I am a lecturer in employment relations, past hourly paid/fixed term rep for our TEU AUT branch, and have researched young workers' experiences in insecure employment. This conference is an opportunity to continue building a shared kete of tools, including education and community, to combat casualisation in our sector.
Brandon Johnstone

Precarious work, and the sector-wide underfunding it is built upon, corrodes our sense of professional and academic identity and control over our livelihoods.
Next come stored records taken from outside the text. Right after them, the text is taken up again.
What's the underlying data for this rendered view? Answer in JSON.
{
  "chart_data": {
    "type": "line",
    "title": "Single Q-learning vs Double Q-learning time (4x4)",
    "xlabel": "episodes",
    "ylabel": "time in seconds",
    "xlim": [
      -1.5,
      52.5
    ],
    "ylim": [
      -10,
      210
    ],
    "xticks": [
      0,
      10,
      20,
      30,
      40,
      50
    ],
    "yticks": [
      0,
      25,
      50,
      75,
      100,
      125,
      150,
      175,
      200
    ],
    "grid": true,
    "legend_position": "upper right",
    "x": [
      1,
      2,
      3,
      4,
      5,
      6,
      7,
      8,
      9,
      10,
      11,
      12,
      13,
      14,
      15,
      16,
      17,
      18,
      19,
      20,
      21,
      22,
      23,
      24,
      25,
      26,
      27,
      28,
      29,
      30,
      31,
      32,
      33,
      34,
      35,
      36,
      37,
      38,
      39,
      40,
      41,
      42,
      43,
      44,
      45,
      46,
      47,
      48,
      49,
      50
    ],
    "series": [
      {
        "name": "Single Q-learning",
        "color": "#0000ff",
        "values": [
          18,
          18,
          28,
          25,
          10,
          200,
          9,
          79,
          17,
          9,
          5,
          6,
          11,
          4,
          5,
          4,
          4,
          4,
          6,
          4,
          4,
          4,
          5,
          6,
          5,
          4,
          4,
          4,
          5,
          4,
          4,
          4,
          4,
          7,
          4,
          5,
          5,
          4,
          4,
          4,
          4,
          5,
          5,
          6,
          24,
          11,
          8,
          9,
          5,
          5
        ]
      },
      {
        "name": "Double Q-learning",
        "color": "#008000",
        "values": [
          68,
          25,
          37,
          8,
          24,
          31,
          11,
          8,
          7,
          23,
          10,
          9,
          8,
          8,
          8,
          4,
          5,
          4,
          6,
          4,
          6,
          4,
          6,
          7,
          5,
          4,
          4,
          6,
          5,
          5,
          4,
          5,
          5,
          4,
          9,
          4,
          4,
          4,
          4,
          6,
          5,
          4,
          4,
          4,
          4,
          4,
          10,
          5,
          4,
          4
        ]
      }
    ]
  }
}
Today's precarity points toward tomorrow's uncertain learning and teaching conditions - for our students, our workers, and education itself as a public good.
Matt Russell

Kia ora koutou, ko Matt Russell tōku ingoa. I've been working in a university for ten years, and in that time I've seen casualisation and insecurity advance to the point precarity is now, arguably, the defining characteristic of our sector and our mahi. It harms the wellbeing of our members, and it erodes the quality of teaching and research, and it undermines collective action. But, the universality of precarity is also a potentially unifying force and a basis of union strength. We need to organise and amplify the voice of insecure tertiary workers, and that's what this hui aims to do.